Choosing the word “creative” as the keyword of the country’s brand campaign is not without its share of irony considering that South Korea has built one of the world’s strongest economies as a fast follower, not as a creative powerhouse.
But, that seems to be exactly the point.
When announcing the new slogan, officials were quite forthright that South Korea is not looking to adhere to the standard practice of branding itself for what it is, but rather branding itself for what it would like to be.

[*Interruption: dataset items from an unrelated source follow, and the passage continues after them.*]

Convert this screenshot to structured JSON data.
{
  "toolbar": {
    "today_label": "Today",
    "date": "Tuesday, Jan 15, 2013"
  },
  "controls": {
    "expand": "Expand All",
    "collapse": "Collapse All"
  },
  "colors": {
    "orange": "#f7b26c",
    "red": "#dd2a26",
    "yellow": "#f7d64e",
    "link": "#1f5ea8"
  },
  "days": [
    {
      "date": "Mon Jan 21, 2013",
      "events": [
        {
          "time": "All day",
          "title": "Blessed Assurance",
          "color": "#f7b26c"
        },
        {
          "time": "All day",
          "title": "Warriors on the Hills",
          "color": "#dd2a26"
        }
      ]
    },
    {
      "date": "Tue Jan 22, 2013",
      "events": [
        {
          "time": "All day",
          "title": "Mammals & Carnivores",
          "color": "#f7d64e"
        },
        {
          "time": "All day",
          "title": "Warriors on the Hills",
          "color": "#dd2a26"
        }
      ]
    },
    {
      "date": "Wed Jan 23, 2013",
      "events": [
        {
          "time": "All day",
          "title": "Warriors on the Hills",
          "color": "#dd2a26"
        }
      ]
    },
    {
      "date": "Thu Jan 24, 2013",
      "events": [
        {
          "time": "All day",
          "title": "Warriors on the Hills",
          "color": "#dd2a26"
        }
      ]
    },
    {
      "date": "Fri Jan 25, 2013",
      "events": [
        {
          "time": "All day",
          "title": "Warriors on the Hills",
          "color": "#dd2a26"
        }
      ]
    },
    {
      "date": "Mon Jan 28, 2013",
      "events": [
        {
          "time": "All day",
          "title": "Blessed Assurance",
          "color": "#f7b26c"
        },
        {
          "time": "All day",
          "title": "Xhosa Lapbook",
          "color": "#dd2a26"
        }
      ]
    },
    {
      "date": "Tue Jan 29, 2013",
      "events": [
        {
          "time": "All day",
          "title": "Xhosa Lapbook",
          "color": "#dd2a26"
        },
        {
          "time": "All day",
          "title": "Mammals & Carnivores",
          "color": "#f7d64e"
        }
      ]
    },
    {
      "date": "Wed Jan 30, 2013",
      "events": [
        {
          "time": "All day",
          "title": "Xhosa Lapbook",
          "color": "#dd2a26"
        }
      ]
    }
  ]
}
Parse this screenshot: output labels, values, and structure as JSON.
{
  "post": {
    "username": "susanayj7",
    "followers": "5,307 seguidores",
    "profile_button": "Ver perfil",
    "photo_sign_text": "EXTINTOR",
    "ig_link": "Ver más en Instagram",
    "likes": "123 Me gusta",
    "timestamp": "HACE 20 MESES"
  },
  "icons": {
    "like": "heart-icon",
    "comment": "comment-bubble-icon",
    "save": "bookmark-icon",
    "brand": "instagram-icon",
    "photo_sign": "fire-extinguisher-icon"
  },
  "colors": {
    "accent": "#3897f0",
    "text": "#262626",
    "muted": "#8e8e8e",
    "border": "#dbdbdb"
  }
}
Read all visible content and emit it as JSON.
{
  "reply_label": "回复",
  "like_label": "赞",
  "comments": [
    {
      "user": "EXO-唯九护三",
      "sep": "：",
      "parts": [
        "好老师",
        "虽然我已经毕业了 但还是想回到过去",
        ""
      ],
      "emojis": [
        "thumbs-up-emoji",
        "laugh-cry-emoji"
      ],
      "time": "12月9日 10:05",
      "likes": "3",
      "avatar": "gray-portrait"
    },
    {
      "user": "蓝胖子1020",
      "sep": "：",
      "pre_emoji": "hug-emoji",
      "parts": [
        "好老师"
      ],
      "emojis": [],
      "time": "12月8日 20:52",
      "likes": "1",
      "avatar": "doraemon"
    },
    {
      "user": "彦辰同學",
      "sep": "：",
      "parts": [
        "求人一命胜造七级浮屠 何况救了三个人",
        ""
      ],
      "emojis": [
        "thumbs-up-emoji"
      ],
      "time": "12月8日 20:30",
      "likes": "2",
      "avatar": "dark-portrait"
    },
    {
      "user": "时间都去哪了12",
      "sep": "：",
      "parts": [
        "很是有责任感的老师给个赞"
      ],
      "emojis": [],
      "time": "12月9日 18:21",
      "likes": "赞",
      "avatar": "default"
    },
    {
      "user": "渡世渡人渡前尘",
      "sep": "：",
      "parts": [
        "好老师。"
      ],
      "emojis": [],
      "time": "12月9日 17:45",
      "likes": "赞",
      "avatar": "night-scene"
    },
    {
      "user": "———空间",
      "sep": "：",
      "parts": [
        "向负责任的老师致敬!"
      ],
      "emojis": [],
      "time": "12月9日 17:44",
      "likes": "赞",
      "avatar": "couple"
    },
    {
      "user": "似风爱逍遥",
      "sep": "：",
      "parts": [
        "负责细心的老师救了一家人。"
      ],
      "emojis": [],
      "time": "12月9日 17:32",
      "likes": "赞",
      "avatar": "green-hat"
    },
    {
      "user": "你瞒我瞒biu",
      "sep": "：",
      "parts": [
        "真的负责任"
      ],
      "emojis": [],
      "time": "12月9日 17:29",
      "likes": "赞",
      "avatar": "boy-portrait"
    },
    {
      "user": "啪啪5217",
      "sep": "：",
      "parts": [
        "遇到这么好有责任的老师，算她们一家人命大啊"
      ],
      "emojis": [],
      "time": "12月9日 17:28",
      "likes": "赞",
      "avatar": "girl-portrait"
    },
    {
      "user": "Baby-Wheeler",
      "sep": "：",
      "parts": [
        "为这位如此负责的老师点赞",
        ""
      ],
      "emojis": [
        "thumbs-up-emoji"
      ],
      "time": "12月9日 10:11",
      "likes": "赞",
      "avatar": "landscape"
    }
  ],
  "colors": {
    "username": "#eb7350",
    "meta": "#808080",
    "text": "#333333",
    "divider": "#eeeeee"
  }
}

“Creativity reflects the direction that the country wants to move in,” said Kim Jong-deok, Minister of Culture, Sports and Tourism during the announcement. “The new brand slogan promotes the value that the Republic of Korea upholds and an image that the country wants to promote abroad.”
While the country is by no means lacking in creative talent, positioning its brand outside the box of people’s current perceptions is a risky prospect –not only imposing on people to look at you differently, but requiring that Korea live up to the lofty brand promise it has now made to the world.
If they can do it in the coming years, then all good, says Michael Breen, CEO of Seoul-based Insight Communications Consultants.
“The idea of a brand is that it should capture a core strategy of a company or country in this case. If the core strategy of Korea going forward is creativity — creative economy, creativity in arts and education and valuing individuals — the new brand fits Korea’s strategies,” Breen told the Korea Times.
The government chose the new slogan and logo following a series of nationwide polls asking citizens what they thought best represented, “Koreanness.”
“Some 1.2 million keywords that citizens voted to represent Korea were grouped into three representative words — creativity, passion and harmony,” said Kim.
That’s a lot of keywords.
However, the ministry announced that, “while (the word) ‘passion’ was the driving force of building today’s Korea from the ashes of the 1950-53 Korean War, ‘creativity’ is a value that the country should pursue to move itself forward to cope with changing demands of the time,” reports Yonhap.
I SEOUL U
This marks the second time in less than a year that Korea has seen its destination branding strategy at the center of debate, following last year’s release of the widely-criticized “I SEOUL U” slogan for the capital city of Seoul.
However, with “I SEOUL U” and it’s perplexing meaning, there is no brand promise to live up to. With “Creative Korea” the gauntlet is laid –now the pressure is on for the country to deliver the goods.
Otherwise, it’s just another word.
“Overuse of the word ‘creative’ can lead to de-valuing,” said Jacco Zwetsloot, director of business innovation at Korean law firm Hwang Mok Park. “It can become like ‘freedom’ in the United States as a kind of blank slate signifier for anything positive. It also leaves Korea open to critical evaluations by outsiders — how creative Korea really is.”